I think I understand that now.
He wasn’t trying to hurt me, even if he did. He was trying to apologize to me for what he thought of as his failure to be my dad.
I forgive him for that, even though there’s nothing to forgive.
Now it’s down to learning to forgive myself.
A CALL TO ACTION
Writing is how I make my living. At this moment in my life, it’s the only way I make my living. And that means I have to thank you—because you, the reader, are a beloved part of this with me. If you are buying my books or paying for a Substack subscription, I am very grateful. If not, I hope you’ll consider it. You can join my paid Substack, or buy one or several of my books (kevintumlinson.com/books), or just go tell your friends and family about all of this.
Thank you, and God bless you.
Thank you for sharing this, Kevin.
It parallels the relationship I had with my father.
He was a tough, hardworking blue-collar man. I started out blue-collar but left it behind as fast as I could. I respect the heck out of the blue-collar working community. They’re indispensable. They keep this country going. However, it wasn't for me. I wanted to do other things.
Although my Dad was an avid reader, he never saw the point in pursuing any sort of creative endeavor for a living.
We were not close for most of my life., as we had little in common other than he was my Dad, and I his son. It was only after I became a father myself that we grew a little closer.
Never comfortable with displaying emotion, Dad never hugged me or told me he loved me after the age of 10, but in his own way, he always showed he cared.
I learned from Dad. With my own kids, now in their 30s, I keep in touch with them, hug them and tell them I love them – always.
In 2015, I got the call that my Dad lay in a hospice bed, on pain meds for cancer. Things were happening fast. I dropped everything. My son and I hopped in my car that same day and drove from New Hampshire to Florida non-stop.
We met my Mom and my sister at the hospice. They took me to Dad’s room. He couldn’t move, couldn’t open his eyes. I took hold of his once calloused and powerful, now soft and limp, hand and held it firmly. I leaned in and told Dad I was there. He squeezed my hand to let me know he heard me.
Before I took my mother home so she could rest for a bit, I again took my father’s hand, leaned in and told him, “I love you Dad, and I am damn proud to be your son.”
It surprised me how hard he squeezed my hand, and then I noticed tears streaming from his closed eyes.

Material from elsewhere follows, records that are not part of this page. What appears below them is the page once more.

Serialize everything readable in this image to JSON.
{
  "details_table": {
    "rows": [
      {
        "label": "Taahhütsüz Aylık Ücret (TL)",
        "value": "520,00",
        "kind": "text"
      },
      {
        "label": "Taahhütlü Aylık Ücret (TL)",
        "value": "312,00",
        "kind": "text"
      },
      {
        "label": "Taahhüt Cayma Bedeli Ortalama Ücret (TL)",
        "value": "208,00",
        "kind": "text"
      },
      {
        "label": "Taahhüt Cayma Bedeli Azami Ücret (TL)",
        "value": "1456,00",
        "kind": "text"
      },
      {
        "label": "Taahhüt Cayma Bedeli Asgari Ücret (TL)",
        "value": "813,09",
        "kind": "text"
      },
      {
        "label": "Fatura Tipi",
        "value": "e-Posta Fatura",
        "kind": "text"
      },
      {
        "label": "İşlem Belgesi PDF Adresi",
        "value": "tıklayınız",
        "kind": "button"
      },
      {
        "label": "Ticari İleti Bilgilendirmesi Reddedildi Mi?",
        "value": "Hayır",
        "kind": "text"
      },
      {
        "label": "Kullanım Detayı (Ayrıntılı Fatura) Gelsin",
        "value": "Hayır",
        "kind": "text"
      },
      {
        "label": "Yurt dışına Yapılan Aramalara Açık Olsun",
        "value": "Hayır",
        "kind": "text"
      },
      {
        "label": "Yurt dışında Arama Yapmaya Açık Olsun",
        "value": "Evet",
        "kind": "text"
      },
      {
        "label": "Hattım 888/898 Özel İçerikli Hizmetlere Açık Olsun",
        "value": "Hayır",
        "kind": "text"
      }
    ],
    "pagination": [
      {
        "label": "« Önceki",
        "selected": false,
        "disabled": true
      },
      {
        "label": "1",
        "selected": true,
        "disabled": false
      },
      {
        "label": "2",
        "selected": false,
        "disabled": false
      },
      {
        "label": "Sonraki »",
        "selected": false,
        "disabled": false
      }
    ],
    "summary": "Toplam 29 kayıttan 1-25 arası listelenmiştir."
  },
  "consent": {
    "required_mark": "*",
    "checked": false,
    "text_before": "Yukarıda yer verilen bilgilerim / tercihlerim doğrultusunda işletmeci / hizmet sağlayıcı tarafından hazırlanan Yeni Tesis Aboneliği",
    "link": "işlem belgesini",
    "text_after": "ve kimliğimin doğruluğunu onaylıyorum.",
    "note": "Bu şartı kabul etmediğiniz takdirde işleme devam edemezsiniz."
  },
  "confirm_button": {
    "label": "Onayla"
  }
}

I kissed his forehead and said goodbye.
At 2AM my sister called to tell us Dad was gone. It was my birthday, four days before Christmas. Dad told me he loved me in his own way.
As a boy who lost his “real dad” when I was 8 & he was 32(sudden heart attack), and then had a step dad for a few years who was an angry raging alcoholic who beat my sister and was abusive to my mom & I, this really resonated with me. My “real dad” was perfect in my memory. Fishing trips at 3 am, camping and being terrified as the bear sniffed around our camper. Watching him die and running to get a glass of water to splash in his face so he would wake up. Graduating a week after my 16th birthday and a week later telling my stepdad I didn’t appreciate him showing up drunk. Never saw him again. My mom said “we are moving to Canada to live with Grama and Grampa”. And me replying “maybe you are, but I’m not”. And suddenly facing life on life’s terms at 17. It was a sharp learning curve but I am a better man for it. My sons have grown up knowing and loving one dad, & one mom all their lives and living in the same town for all their education. My youngest son is now a great dad to three daughters(“dad, what do I do now, I’m living with four woman and I don’t know anything about women”. Relax son, no one else does either”).
Thanks so much for sharing part of your life that is reflected in your writing by the strong love relationships your protagonists have.